Where social distancing cannot be followed in full for a particular activity, businesses should consider whether that activity needs to continue for the business to operate, and if so, take all mitigating actions possible to reduce the risk of transmission between staff.
Mitigating factors may include:
  • Keeping the activity time involved as short as possible;
  • Staggering arrival, departure and break times to reduce crowding into, out or around common areas;
  • Limiting the number of customers in a store at any one time;
  • Identifying how many customers could follow two-metre social distancing by assessing the dimensions of the shop/branch floor;
  • Encouraging customers to shop alone where possible;
  • Reducing congestion by having more entry points in larger stores;
  • Introducing one-way flow through buildings and providing supporting floor markings and signage;
  • Using screens or barriers to separate people;
  • Using back-to-back or side-to-side working (rather than face-to-face) whenever possible;
  • Reducing the number of people each person has contact with by using fixed teams or partnering to prevent transmission among large groups;
  • Providing guidance and signage on social distancing.
4. Hygiene
Before shops/branches reopen, the employer should ensure these sites are clean and ready to restart.

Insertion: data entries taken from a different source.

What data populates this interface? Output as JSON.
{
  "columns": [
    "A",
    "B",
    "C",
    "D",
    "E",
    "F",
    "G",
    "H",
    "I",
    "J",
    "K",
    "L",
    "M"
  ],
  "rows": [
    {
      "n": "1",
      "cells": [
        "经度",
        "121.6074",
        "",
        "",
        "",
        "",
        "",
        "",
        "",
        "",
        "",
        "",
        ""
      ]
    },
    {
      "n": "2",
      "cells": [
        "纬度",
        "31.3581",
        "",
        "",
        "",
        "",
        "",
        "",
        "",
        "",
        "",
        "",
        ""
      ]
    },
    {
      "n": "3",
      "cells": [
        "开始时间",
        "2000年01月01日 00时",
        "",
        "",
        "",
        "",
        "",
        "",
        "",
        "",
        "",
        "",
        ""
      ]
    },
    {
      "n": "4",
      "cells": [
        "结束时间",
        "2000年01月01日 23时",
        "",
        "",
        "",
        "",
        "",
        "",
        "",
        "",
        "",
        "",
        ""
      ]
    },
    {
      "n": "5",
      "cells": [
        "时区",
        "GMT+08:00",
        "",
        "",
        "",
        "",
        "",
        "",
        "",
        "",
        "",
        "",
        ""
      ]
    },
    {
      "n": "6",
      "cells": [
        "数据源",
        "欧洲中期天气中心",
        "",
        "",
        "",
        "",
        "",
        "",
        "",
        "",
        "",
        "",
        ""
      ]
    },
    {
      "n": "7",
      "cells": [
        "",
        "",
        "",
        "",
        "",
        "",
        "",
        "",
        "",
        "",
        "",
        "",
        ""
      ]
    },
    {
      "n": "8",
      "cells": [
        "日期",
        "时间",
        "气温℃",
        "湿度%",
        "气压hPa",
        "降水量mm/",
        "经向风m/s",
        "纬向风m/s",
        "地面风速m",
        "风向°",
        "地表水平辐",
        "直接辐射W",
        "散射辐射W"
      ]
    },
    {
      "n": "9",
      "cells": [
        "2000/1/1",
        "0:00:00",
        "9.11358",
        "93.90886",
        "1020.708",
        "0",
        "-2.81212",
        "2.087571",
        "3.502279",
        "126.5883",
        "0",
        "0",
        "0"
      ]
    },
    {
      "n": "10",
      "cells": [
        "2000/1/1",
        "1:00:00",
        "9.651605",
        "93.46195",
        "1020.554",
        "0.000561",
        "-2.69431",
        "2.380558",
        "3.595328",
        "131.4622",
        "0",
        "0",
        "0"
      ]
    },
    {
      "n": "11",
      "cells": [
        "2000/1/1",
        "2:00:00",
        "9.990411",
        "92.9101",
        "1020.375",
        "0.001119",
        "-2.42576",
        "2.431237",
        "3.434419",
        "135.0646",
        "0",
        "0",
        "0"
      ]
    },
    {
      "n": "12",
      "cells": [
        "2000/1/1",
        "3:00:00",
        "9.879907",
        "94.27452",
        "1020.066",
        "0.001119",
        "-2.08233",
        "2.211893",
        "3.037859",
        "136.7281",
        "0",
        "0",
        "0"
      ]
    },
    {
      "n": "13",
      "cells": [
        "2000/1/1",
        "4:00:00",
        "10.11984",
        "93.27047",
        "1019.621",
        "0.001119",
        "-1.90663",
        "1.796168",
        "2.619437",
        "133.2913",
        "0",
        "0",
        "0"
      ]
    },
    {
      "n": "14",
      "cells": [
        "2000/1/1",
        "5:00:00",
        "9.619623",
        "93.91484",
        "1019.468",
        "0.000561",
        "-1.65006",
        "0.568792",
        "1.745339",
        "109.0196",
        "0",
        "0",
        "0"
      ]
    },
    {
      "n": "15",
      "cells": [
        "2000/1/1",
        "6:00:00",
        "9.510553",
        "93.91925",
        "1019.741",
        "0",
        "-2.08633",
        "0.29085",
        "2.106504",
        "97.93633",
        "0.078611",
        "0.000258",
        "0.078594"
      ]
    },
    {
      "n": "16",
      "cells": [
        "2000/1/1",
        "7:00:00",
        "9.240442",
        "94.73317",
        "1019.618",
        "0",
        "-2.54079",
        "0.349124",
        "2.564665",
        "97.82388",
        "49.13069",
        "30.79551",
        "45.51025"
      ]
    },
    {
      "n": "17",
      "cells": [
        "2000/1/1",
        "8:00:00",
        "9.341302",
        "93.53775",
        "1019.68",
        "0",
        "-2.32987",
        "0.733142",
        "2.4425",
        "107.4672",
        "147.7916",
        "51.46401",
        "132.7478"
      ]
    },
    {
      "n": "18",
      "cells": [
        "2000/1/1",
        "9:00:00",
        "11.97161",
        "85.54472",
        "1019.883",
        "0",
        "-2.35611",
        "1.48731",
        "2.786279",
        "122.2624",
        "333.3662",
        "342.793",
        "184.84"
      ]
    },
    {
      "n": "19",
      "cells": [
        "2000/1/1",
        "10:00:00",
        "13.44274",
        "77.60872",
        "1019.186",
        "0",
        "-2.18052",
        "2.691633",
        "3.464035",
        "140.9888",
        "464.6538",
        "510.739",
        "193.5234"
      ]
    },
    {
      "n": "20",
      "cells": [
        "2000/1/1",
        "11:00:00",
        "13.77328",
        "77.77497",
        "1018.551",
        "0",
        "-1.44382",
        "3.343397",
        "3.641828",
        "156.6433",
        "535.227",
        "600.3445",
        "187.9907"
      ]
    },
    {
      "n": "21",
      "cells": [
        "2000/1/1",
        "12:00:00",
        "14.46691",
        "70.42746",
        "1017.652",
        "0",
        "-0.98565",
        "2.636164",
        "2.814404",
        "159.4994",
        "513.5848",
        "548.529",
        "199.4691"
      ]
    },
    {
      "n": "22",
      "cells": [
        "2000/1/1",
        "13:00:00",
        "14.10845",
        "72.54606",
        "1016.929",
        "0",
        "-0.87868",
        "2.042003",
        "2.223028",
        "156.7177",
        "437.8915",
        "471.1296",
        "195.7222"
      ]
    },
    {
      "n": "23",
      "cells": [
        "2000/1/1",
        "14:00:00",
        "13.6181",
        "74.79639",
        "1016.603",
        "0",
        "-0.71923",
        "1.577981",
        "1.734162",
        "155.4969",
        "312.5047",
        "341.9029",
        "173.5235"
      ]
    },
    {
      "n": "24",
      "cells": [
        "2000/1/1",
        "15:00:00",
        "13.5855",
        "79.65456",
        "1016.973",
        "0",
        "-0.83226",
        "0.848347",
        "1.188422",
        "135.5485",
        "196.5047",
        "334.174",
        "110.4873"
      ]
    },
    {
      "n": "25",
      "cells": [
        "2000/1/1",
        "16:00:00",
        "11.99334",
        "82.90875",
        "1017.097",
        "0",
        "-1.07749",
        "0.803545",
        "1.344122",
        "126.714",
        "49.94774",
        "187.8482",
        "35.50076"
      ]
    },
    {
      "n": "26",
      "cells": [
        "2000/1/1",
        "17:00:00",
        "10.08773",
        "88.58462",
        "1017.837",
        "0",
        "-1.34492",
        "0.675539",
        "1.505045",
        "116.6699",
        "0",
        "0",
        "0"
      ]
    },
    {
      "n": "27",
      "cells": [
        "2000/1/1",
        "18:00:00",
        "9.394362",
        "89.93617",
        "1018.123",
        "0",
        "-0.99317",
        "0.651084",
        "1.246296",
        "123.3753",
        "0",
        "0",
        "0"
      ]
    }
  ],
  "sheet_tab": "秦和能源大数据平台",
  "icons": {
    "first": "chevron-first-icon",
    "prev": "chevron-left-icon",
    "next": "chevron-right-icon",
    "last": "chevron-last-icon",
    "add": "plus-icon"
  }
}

This should be incorporated into shop/branches' risk assessments. Shops/branches should be assessing whether the workplace is sufficiently ventilated and if they have concerns, they will need to think about improving ventilation and airflow into the workplace.
All areas of the shop/branch should be regularly cleaned using usual cleaning products. Particular focus should be paid to regularly touched surfaces, such as self-checkouts, trolleys, baskets or ATM machines.
Increased handwashing and hand sanitisation facilities should be made available to staff/customers as well as signage about increased hygiene.
Once a business has undertaken all of these measures, they can download and display a notice to say that they have complied with the government's guidance.
It is not yet known whether the HSE will use these notices as a precursor for investigations/inquiries into health and safety standards in workplaces, but attention may initially be focused on businesses that do not display this notice.
The shops and branches guidelines are to be welcomed and should be considered by shop/branch operators that are already open and those that are due to open in the near future.
The government has indicated that non-essential retail in England will be able to open from 1 June 2020 if appropriate safety measures are implemented.
All retailers and branch operators should therefore be considering and implementing these recommendations as soon as possible.
For some shops/branches, particularly small or medium sized businesses, the guidance may appear daunting and potentially expensive and time intensive. However, with HSE enforcement likely to be focused on Covid-19 related failures, it would be prudent to err on the side of caution when assessing risk and implementing appropriate control measures.